Envolver-se em qualquer eleição estrangeira coloca o interesse nacional em risco. Governos sensatos com um forte sentido de autopreservação não mexem com isso. O Partido Trabalhista tentou, com razão, construir uma relacionamento com Trumpcomo qualquer governo do Reino Unido sempre faria. Pode não funcionar – e provavelmente não funcionará – mas o interesse nacional exige que tentem. Tropeçar numa discussão sobre alguns voluntários trabalhistas é apenas má política, embora a maioria dos cidadãos do Reino Unido queira que Trump perca. O trabalho não deveria ter feito isso.
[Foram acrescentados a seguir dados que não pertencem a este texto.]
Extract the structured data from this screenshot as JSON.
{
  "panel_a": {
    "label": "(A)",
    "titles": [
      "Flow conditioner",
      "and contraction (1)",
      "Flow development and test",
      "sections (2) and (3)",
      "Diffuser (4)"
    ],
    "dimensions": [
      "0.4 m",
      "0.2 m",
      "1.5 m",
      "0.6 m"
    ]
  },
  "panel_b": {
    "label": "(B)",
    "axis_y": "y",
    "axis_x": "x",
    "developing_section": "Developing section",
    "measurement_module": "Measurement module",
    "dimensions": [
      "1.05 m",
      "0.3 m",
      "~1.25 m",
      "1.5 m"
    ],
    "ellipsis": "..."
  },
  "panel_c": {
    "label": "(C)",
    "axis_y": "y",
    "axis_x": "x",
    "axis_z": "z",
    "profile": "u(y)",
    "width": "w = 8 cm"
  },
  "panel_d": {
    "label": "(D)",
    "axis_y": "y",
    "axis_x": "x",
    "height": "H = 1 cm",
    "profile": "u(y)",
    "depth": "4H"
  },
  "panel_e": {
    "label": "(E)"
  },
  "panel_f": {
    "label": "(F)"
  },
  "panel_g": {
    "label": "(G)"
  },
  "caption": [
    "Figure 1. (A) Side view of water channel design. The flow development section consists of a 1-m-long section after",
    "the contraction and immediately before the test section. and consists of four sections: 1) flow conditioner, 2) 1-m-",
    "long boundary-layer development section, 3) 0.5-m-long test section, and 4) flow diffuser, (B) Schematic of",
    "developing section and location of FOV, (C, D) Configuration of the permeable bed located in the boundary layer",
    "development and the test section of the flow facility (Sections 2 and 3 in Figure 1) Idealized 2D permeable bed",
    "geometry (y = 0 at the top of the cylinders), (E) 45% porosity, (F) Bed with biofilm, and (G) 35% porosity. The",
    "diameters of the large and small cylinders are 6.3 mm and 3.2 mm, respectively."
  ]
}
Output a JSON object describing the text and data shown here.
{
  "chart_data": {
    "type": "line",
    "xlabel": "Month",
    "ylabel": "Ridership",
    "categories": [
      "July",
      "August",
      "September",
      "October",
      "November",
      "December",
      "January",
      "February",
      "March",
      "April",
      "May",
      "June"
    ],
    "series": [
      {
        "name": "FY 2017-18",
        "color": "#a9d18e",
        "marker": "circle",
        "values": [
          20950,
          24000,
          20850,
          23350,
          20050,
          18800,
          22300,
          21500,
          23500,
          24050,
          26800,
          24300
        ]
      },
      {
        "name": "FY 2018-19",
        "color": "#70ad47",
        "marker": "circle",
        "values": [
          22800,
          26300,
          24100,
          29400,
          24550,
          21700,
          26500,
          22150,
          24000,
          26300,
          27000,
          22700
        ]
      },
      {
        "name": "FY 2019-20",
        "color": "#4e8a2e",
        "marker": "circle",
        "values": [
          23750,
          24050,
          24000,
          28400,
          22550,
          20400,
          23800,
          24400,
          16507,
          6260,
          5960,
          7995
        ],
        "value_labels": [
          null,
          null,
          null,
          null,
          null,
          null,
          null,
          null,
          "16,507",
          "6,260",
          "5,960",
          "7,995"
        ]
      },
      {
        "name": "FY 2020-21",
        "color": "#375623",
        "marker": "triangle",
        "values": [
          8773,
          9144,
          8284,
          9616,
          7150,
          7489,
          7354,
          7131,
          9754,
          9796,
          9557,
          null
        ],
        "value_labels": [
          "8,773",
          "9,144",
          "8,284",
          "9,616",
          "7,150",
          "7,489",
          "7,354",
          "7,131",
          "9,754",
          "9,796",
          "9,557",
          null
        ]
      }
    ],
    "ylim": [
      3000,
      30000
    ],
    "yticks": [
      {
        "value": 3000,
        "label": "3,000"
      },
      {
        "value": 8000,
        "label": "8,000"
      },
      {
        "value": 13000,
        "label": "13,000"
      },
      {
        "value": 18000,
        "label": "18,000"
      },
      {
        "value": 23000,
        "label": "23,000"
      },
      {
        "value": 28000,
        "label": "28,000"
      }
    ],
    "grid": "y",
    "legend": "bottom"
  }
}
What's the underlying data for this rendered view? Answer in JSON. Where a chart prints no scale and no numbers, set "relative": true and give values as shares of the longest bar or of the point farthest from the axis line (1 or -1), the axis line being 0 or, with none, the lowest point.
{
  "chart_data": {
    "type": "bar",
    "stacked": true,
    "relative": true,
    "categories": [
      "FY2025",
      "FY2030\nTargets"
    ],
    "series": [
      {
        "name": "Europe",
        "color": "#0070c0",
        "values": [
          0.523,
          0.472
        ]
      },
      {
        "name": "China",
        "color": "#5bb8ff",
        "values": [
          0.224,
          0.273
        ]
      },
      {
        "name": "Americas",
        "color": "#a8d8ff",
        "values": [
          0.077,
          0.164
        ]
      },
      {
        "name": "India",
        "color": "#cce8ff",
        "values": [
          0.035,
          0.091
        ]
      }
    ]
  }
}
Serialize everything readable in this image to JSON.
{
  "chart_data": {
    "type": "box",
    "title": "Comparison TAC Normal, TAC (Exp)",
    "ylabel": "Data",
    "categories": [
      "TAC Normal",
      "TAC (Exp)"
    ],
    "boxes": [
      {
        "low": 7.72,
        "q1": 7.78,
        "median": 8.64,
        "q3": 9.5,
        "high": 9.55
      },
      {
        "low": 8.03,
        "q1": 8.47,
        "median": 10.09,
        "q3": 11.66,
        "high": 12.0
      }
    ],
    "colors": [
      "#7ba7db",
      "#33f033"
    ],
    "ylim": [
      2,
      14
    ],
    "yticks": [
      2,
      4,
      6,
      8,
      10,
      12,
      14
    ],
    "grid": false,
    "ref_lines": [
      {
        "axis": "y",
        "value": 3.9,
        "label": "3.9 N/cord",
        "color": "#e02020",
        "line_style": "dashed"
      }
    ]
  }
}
É difícil contestar, em princípio, que os activistas trabalhistas, mesmo os funcionários, com interesse na política dos EUA, deveriam poder voluntariar-se e aprender durante a campanha. Com ou sem razão, muitos trabalhistas estão sempre dispostos a participar numa campanha do Partido Democrata. Da mesma forma, alguns Conservadores estão ligados aos Republicanos.
Você pode, mesmo assim, criticar isso por ser muito sonhador e ingênuo. Há um toque de inveja da Ala Oeste na jornada de fãs que os políticos do Reino Unido fazem através do Atlântico a cada quatro anos. No entanto, quanto mais tempo eu trabalhei nos EUA, o que fiz durante quatro anos, mais claro fiquei de que quanto mais se sabe sobre a política dos EUA, mais estrangeiro ela parece. Os países europeus oferecem tantas lições práticas. Mas a política alemã ou a política irlandesa não são glamorosas.
No final, a disputa sobre o envolvimento eleitoral nos EUA, juntamente com as outras que a precederam, estão a dizer aos Trabalhistas algo que ainda requer medidas correctivas. Dado o quão óbvio foi durante tanto tempo que o Partido Trabalhista venceria em 2024, provou-se notavelmente mal preparado para o governo. Isto precisa ser resolvido antes que ocorra o próximo tropeço evitável.
Starmer corre agora o risco de se deixar definir no longo prazo por tropeços em questões de curto prazo que considera marginais. Este pode muito bem ser um resultado injusto, mas é uma possibilidade real. Ele não pode pagar muito mais. Uma bússola política estaria lhe dizendo isso. Tudo agora depende de confiarmos infalivelmente na bússola sobre o orçamento da próxima semana. Será um teste decisivo.